Neue Strategien gegen Krebs und Diabetes
Interview mit Professor Axel Ullrich vom Max-Planck-Institut für Biochemie
Von Diabetes zu Krebs und wieder zurück – Axel Ullrich vom Max-Planck-Institut für Biochemie in Martinsried kehrt zu seinen Ursprüngen zurück. Hier spricht er über Erfolge, Enttäuschungen und neue Herausforderungen im Kampf gegen die beiden Volkskrankheiten.
Interview und Text: Klaus Wilhelm
Axel Ullrich wirkt zuweilen nachdenklich an diesem Nachmittag im März in seiner Wohnung in der Münchner Innenstadt. Eine Operation an der Achillessehne legt den Direktor der Abteilung Molekularbiologie am Max-Planck-Institut für Biochemie lahm. „Sechs Wochen Reha“, sagt er und bewegt sich mühsam auf seinen Krücken - für den so kreativen wie dynamischen Wissenschaftler eine harte Fessel. Alle Termine im Labor in Martinsried vor den Toren Münchens wurden bis auf weiteres abgesagt.
Das drückt zuweilen auf die Stimmung. Doch beim Stichwort Diabetes hellt sich der Gesichtsausdruck von Axel Ullrich augenblicklich auf. Noch vor seiner Karriere als Krebsforscher hat Ullrich einen Meilenstein in der Behandlung von Diabetes gesetzt. Zusammen mit Kollegen der University of California entwickelte der Wissenschaftler 1977 ein Verfahren, mit dem sie eine Kopie des menschlichen Insulin-Gens auf Bakterien übertragen konnten.

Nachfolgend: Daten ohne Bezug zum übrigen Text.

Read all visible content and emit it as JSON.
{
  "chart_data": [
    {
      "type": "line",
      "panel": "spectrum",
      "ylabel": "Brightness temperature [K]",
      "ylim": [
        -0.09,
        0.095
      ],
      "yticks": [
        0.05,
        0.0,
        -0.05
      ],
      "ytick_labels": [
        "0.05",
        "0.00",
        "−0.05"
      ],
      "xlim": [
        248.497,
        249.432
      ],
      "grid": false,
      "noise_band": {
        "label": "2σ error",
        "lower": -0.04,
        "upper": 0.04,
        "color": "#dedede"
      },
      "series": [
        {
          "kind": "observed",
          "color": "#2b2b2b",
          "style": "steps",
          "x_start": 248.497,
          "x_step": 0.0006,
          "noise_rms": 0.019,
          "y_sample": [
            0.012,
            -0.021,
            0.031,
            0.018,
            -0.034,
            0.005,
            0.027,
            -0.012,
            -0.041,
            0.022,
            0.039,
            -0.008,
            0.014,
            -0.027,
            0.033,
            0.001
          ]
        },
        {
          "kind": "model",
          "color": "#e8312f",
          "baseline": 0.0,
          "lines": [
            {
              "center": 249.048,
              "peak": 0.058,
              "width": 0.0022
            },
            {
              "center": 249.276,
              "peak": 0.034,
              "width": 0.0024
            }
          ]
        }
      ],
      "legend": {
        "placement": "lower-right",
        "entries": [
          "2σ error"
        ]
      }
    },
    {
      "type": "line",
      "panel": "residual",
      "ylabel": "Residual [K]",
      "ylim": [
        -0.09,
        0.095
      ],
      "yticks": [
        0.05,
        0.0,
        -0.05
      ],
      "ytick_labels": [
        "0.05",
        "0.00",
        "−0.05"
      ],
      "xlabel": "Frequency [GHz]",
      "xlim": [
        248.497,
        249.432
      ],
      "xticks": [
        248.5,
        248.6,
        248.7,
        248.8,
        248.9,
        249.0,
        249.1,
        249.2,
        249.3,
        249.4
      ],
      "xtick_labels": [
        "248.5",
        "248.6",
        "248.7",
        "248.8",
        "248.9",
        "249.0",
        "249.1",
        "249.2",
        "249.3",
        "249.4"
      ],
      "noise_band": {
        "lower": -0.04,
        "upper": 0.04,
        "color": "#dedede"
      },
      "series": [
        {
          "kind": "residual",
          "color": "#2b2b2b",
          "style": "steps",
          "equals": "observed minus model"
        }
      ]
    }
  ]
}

Auf Befehl von Insulin wird Zucker aus dem menschlichen Blut entfernt – ein Prozess, der bei Diabetikern wenig oder gar nicht mehr funktioniert und zu teilweise schweren Problemen wie Nierenschäden, Erblindung und Herz-Kreislauf-Erkrankungen führt. Ullrichs Leistung ermöglichte erstmals die industrielle Herstellung menschlichen Insulins und erleichtert seitdem das Leben von Millionen von Diabetikern, da sie nicht mehr auf weniger verträgliches tierisches Insulin angewiesen sind. Und jetzt:
Ullrich (lachend): Es ist unglaublich, da schließt sich ein Kreis, weil ich nach mehr als 30 Jahren in die Diabetes-Forschung zurückkehre. Altbekannt und trotzdem absolutes Neuland für mich – das ist spannend. Zwei Doktoranden habe ich darauf angesetzt. Das hat mir immer am meisten Spaß gemacht: Forschung mit jungen motivierten, intelligenten Leuten zu machen, die Enthusiasmus mitbringen.
Worum geht es genau?
Ullrich: Eine völlig verrückte Geschichte. Wenn Patienten mit Nierenkrebs, die gleichzeitig Diabetiker sind, mit dem von mir entwickelten Krebs-Medikament Sutent behandelt werden, brauchen sie plötzlich kein Insulin mehr. Sutent wirkt also anti-diabetisch. Das ist perfekt für mich und hat mich sofort begeistert.
Warum?
Ullrich: Weil wir auf dieser Basis vielleicht ein neues Medikament gegen Diabetes schaffen können. Dann kam noch der Zufall zu Hilfe. Ich hatte Kontakt mit dem Forschungsleiter der Pharma-Firma GlaxoSmithKline. Dem habe ich das kurz erzählt, und der hat nur gesagt: „Toll! Da steigen wir ein!“ So kam eines zum anderen. Jetzt haben wir von GlaxoSmithKline sechs Millionen Euro bekommen, um dieses Projekt hoffentlich erfolgreich weiterzuführen. Das ganze zeigt die zentrale Bedeutung der Kinasen für alle möglichen Lebensvorgänge und physiologischen Prozesse.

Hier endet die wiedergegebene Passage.